Nowhere is the hunger for connection more obvious than in the church. The Courier-Journal had another story, a few years back, about how struggling Protestant congregations look to change and grow.  Many of us are familiar with our own recent history of parish closings, downsizing, twinning and merging. As a priest who has spent a lot of time reaching out, listening to and preaching to "marginal" or "non-practicing" Catholics, I know that sometimes our Church seems to believe that all we need to do is publish new catechisms and canon law books and people will know "the truth" and come back to church. People aren't looking for information about God! They want to experience God. They want to feel connected to God. Information leaves them bored and uninterested. Experiences of God, the ultimate experience any human being can ever have,  leaves them breathless and connected.

It was the sterility of organized religion in the face of a rapacious appetite for spiritual experience  that gave birth to the "new age movement."  Because organized religion had lost its ability to satisfy this appetite for spiritual experience, many simply gave up on religion altogether, while others began to explore an individualistic spirituality outside the boundaries of organized religion. These are the people who proudly claim to be "spiritual, but not religious." In the words of our hero at Bellarmine University, Thomas Merton, "they only trust their own visions, their inner voices. They identify the will of God with anything that makes them feel a sweet, warm inner glow. The sweeter and the warmer the feeling, the more convinced they become of their own infallibility.  The truth, then, becomes whatever they feel that it is in their own hearts! There is no outside corrective."

Religion has two sides: an exoteric side and an esoteric side. The exoteric side of religion is concerned with the externals of religion, while the esoteric side of religion is concerned with what happens inside believers.  Because organized religion has become overly focused, and still is in many ways, on the organizational aspect of religion, we have lost touch with the experiential aspect of religion.  We need both, because our faith is not only private, but also communal. We need organized religion to keep our faith from becoming just a matter of what we personally feel, but we need personal experiences of God to give organized religion a heart.  When these two sides of religion are separated, the "crazies always take over the asylum." 

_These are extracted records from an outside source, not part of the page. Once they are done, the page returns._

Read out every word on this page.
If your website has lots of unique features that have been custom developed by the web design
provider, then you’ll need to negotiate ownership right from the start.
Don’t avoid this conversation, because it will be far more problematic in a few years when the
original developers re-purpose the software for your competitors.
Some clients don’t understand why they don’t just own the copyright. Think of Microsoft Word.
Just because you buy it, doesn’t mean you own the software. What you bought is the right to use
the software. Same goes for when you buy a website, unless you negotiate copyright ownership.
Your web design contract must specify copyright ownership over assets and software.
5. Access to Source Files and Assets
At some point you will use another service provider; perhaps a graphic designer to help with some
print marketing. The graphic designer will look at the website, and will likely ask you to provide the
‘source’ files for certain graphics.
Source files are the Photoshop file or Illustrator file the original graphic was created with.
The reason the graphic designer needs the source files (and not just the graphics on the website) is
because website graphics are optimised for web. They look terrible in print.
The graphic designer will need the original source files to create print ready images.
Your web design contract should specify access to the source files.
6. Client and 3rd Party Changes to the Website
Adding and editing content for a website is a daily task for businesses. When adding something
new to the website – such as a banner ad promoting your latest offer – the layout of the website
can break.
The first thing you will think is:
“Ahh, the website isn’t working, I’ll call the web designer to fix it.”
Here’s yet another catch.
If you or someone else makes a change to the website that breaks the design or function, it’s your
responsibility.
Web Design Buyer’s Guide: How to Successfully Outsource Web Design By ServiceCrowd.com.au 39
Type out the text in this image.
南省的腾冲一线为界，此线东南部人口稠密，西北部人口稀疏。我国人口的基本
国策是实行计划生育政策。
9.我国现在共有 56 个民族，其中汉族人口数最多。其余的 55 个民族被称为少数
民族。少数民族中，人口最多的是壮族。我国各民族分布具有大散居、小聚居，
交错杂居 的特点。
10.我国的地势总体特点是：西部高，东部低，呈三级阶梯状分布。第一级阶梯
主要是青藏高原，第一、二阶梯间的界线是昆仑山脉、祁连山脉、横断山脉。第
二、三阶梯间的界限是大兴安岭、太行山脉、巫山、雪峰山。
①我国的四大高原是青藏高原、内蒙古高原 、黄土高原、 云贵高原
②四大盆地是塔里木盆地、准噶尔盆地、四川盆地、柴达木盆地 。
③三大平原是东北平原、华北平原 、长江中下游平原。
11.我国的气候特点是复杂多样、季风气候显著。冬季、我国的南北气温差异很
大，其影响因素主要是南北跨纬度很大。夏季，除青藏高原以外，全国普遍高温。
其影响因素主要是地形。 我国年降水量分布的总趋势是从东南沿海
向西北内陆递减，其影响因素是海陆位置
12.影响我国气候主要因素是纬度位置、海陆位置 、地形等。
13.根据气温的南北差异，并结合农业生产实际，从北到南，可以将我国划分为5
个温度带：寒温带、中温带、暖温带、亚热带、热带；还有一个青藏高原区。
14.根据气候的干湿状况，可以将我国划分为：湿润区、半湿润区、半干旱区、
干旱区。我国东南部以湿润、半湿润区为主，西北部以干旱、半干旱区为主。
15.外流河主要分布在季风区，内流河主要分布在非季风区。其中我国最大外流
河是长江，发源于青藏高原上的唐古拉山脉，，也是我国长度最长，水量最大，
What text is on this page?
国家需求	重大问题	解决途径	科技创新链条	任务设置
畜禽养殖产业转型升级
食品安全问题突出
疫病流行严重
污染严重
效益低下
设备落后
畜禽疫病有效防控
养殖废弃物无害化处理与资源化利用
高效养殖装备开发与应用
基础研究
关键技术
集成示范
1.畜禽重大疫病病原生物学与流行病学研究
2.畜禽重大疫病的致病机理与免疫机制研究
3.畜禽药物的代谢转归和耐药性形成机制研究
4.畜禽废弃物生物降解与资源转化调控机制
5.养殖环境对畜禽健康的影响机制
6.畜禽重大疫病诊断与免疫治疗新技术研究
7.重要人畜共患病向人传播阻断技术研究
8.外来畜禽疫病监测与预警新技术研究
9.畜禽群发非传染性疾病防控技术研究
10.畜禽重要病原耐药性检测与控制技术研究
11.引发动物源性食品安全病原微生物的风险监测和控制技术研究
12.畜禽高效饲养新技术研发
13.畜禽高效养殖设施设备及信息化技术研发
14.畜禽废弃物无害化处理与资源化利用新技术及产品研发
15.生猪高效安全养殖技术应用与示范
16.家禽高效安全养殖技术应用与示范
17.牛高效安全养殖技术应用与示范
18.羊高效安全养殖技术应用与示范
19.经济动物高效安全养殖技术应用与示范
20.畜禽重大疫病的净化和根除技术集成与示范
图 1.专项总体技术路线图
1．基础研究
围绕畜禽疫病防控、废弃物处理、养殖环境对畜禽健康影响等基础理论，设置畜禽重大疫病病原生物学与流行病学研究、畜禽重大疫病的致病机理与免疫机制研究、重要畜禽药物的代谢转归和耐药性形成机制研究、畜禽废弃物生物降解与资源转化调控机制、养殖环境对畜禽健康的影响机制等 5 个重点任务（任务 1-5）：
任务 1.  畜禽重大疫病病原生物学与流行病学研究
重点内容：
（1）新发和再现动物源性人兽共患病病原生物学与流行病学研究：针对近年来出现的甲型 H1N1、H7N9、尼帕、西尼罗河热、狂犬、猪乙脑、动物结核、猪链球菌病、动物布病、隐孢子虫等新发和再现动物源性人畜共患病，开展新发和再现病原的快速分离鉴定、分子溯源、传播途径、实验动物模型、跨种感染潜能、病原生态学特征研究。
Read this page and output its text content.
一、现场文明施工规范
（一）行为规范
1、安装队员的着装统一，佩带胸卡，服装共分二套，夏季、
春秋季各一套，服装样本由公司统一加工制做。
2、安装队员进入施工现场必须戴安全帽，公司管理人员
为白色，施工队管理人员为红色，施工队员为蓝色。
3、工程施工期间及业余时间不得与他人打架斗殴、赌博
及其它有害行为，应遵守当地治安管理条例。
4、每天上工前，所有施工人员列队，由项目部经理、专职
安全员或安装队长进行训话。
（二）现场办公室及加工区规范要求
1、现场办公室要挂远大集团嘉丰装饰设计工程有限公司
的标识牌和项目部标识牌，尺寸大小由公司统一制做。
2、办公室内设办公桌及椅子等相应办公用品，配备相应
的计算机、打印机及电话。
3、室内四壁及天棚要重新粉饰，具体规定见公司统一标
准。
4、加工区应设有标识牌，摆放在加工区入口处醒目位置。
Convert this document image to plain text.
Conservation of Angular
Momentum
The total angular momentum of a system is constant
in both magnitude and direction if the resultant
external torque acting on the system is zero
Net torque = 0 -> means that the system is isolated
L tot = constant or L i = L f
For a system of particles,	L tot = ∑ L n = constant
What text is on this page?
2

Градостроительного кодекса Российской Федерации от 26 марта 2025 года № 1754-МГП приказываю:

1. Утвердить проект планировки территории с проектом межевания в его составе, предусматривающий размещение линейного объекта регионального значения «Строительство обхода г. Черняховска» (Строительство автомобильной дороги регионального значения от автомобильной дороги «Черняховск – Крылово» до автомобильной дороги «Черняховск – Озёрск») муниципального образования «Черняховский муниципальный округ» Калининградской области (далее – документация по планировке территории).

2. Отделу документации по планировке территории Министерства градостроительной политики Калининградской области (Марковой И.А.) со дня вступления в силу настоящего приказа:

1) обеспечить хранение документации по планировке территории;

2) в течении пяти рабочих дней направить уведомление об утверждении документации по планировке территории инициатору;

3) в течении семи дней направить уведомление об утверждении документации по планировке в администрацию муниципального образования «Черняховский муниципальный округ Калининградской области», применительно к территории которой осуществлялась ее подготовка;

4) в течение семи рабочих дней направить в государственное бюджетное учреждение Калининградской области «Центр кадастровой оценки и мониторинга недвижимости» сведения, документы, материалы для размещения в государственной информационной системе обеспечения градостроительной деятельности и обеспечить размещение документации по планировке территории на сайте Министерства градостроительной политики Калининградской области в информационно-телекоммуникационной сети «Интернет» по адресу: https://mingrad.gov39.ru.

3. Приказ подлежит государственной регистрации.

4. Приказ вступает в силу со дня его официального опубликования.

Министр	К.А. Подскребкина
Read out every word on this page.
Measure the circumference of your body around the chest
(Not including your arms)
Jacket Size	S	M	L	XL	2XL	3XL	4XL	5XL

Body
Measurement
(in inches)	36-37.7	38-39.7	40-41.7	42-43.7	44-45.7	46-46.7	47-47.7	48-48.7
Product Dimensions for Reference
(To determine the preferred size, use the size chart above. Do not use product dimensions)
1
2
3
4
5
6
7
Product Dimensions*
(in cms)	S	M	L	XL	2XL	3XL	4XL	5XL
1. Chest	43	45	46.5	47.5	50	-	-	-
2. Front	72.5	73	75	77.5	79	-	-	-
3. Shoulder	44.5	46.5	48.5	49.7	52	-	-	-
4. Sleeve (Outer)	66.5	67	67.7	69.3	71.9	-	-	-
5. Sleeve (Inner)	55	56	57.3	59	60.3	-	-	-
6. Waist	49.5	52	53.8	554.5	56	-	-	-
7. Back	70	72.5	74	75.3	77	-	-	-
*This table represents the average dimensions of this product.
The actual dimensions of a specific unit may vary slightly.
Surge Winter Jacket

Just as a branch cannot sustain itself, without being connected to the main trunk, we cannot be sustained spiritually as Christians apart from the Church. Christianity is not, has not been, nor will ever be, a personal religion, but a communal religion. Let us never forget that the "original sin" was the denial of Adam and Eve, Cain and Abel, that we are inter-dependent, not independent.  We need each other. We cannot go it alone.       


P.S: I JUST FOUND THIS IN THE NEWS 
5-22-2025


Harvard University researchers have made a startling discovery: loneliness can be just as deadly as smoking.

Both loneliness and smoking impact levels of a blood-clotting protein, which could lead to severe health risks.

Feeling isolated doesn't just affect mental well-being; it has profound physical consequences too. The study highlights the importance of maintaining social connections for overall health.

Just like quitting smoking can improve your health, fostering friendships and social bonds can be a lifesaving measure. So, make sure to reach out and connect with others – your health depends on it!